Mandelbrot set visualization with Python, C and CUDA.
Winner of Siraj Raval's weekly coding challenge
CUDA Toolkit, Pygame, Numpy
The included CUDA-extension must be compiled with nvcc-compiler. It creates a shared library containing the fast methods to iterate the values of the set which can be directly called from native Python code.
Edit the Makefile and make sure your python path and GPU architecture are correct. List of compute levels for each Nvidia GPU: https://developer.nvidia.com/cuda-gpus
Run "make" in terminal and the extension is compiled. Finally run "python3 mandelbrot.py" to launch the program.

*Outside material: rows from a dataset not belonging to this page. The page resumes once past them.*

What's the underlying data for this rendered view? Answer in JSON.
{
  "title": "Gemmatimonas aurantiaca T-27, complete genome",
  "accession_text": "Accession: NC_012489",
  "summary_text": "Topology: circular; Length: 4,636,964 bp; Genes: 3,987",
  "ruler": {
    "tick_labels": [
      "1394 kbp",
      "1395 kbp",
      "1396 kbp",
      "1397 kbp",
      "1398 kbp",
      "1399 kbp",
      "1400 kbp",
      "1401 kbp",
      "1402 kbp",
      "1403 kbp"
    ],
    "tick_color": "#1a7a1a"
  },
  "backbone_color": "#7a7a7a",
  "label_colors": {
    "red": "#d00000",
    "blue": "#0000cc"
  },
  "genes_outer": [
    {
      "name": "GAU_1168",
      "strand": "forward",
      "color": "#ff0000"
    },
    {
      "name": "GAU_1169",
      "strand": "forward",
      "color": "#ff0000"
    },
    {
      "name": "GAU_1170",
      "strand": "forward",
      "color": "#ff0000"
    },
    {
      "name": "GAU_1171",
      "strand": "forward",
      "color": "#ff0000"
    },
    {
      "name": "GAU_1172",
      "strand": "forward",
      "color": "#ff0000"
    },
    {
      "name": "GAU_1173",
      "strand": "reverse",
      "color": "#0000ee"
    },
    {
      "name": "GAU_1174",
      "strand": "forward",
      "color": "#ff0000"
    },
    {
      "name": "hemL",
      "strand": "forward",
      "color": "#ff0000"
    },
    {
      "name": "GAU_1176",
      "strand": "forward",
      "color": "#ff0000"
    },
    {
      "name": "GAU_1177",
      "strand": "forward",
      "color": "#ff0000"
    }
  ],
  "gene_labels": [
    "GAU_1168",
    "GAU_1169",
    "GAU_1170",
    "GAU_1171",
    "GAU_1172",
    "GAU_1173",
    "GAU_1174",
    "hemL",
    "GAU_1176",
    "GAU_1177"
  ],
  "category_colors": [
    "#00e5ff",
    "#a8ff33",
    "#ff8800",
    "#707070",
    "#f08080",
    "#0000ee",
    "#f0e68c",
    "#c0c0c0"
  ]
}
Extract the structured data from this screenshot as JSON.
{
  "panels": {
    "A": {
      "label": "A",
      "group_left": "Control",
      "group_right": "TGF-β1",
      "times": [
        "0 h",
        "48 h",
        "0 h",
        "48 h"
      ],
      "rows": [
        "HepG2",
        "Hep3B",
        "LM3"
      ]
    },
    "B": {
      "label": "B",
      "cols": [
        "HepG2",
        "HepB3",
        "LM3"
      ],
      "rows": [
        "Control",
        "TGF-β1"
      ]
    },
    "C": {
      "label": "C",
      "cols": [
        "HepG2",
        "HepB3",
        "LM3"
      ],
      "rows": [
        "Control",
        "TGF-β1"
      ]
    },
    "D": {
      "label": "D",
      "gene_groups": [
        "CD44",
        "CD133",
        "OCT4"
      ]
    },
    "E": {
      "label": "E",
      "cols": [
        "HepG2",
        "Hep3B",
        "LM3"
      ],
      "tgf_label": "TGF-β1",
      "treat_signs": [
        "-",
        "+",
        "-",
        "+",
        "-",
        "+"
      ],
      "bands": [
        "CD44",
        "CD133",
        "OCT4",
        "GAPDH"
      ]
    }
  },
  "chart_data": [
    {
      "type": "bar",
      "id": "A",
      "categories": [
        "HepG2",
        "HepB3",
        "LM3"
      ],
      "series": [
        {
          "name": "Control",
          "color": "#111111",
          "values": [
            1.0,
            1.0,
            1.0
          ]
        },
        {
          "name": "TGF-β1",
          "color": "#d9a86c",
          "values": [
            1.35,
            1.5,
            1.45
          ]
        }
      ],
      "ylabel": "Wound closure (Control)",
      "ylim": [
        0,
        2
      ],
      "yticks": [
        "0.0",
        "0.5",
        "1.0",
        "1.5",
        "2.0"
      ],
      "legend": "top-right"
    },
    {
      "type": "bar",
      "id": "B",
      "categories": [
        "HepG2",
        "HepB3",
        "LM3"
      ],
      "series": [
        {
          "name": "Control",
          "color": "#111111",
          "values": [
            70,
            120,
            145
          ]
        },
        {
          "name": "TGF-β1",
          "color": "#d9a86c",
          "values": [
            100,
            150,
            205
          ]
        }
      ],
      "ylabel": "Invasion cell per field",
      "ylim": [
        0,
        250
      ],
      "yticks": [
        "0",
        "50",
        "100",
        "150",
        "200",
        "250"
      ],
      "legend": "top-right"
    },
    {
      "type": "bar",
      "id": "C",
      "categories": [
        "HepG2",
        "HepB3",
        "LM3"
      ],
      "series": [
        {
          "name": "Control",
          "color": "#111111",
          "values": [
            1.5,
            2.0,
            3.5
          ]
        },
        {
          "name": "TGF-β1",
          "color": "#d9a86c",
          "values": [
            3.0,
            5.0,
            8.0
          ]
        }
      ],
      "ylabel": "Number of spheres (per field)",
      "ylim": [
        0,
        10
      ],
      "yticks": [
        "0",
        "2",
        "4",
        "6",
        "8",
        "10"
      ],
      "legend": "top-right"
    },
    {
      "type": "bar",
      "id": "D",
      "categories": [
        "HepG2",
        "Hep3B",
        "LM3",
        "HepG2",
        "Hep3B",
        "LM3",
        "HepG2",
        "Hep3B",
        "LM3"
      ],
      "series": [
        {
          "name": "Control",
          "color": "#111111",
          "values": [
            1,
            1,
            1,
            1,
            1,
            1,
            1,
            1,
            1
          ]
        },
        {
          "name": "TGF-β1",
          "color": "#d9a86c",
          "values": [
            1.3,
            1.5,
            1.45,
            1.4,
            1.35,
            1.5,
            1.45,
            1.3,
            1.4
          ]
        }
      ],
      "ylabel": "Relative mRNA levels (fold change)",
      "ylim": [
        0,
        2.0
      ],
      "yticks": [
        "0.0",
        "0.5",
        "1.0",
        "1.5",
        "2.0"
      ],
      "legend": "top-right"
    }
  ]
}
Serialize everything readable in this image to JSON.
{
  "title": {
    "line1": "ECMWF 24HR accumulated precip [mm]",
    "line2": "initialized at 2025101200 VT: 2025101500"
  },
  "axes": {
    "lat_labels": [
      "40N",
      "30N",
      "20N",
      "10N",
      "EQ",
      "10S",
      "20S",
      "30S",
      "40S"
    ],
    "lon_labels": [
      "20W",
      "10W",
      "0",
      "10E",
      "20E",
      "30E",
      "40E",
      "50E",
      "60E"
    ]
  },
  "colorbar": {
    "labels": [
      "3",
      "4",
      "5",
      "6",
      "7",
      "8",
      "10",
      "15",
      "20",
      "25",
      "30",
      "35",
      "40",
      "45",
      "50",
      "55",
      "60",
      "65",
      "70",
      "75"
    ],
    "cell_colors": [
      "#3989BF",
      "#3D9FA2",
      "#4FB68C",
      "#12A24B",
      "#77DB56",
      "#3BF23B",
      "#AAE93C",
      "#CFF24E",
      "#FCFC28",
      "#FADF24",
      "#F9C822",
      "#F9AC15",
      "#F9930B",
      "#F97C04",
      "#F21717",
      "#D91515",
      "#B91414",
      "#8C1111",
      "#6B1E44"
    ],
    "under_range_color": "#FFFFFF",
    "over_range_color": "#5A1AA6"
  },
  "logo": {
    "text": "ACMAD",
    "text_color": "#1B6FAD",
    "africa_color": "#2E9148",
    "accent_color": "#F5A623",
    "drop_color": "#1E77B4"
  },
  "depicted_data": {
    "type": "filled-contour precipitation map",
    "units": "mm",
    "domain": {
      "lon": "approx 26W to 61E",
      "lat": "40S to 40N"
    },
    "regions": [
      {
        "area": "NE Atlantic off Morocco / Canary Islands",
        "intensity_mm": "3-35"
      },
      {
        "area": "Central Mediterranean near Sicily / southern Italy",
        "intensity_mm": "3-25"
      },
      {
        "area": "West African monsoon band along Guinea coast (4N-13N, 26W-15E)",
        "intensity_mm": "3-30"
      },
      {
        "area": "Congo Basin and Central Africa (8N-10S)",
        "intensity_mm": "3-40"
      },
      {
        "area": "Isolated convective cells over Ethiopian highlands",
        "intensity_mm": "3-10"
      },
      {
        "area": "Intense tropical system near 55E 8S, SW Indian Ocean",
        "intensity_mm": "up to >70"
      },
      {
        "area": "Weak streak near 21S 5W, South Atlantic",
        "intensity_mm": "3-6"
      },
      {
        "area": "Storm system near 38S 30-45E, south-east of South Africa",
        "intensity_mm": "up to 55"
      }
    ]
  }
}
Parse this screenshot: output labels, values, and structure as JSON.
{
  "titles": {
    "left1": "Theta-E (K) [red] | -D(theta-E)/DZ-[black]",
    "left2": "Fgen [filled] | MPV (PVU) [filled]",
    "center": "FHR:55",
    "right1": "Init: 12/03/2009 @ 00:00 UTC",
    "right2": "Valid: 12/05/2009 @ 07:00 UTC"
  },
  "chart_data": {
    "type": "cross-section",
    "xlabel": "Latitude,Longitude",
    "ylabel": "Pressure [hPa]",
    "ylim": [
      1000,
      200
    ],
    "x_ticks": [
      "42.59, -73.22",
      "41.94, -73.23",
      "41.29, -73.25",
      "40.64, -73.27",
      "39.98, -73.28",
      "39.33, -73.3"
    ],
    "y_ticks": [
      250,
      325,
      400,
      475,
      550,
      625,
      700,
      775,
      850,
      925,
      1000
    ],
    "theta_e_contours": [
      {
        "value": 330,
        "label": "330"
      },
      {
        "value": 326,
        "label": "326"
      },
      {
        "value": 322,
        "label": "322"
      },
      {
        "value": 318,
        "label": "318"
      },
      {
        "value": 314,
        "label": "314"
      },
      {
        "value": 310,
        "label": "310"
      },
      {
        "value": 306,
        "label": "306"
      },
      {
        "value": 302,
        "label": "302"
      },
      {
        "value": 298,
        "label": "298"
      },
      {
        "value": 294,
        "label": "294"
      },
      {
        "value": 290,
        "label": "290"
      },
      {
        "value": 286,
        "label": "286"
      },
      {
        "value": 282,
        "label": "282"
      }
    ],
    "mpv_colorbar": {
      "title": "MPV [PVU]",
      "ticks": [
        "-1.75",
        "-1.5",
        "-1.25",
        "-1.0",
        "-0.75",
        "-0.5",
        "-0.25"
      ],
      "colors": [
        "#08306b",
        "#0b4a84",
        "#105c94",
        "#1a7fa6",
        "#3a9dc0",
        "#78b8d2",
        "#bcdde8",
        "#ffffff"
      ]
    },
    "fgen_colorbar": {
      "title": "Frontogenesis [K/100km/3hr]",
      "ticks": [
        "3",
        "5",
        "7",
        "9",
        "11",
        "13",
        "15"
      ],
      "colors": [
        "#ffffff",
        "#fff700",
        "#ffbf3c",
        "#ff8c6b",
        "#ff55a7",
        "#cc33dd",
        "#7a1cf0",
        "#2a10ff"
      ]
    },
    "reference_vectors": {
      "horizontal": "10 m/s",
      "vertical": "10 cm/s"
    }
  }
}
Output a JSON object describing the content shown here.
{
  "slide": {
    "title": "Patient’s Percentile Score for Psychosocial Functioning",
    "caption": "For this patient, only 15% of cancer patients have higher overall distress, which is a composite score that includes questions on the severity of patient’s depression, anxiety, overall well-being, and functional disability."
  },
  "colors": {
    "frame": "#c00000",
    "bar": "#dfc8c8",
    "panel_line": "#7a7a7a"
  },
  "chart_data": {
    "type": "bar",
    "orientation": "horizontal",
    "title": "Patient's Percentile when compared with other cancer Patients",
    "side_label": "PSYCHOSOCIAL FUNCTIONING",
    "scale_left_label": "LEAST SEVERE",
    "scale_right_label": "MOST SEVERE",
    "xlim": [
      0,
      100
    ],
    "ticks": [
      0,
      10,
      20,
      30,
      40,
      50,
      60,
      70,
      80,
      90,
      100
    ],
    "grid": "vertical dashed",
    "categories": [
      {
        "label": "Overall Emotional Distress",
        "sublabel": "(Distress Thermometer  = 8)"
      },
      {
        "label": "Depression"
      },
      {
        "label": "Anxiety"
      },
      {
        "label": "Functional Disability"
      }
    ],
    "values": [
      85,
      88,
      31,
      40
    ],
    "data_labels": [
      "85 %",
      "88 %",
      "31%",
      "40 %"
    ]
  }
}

Getting nvcc compile the Python extension isn't nearly as easy as on Linux. You probably have to compile the CUDA parts separately into a linked library and then import those into the Python C-extension. Compiling the Python C-extension requires Visual Studio 2015.
Click with your mouse where you want to zoom and use numpad +/- to set the iterations to a comfortable level. At some point the precision of 64-bit floating point variables won't be enough to dive any deeper and you end up with mosaic pattern.
The speed of the iterations seems to correlate very well with the raw double precision processing power. If your GPU can process them faster than your CPU, then the CUDA implementation will be faster after increasing the iteration level to the point where memory transfers aren't a bottleneck anymore.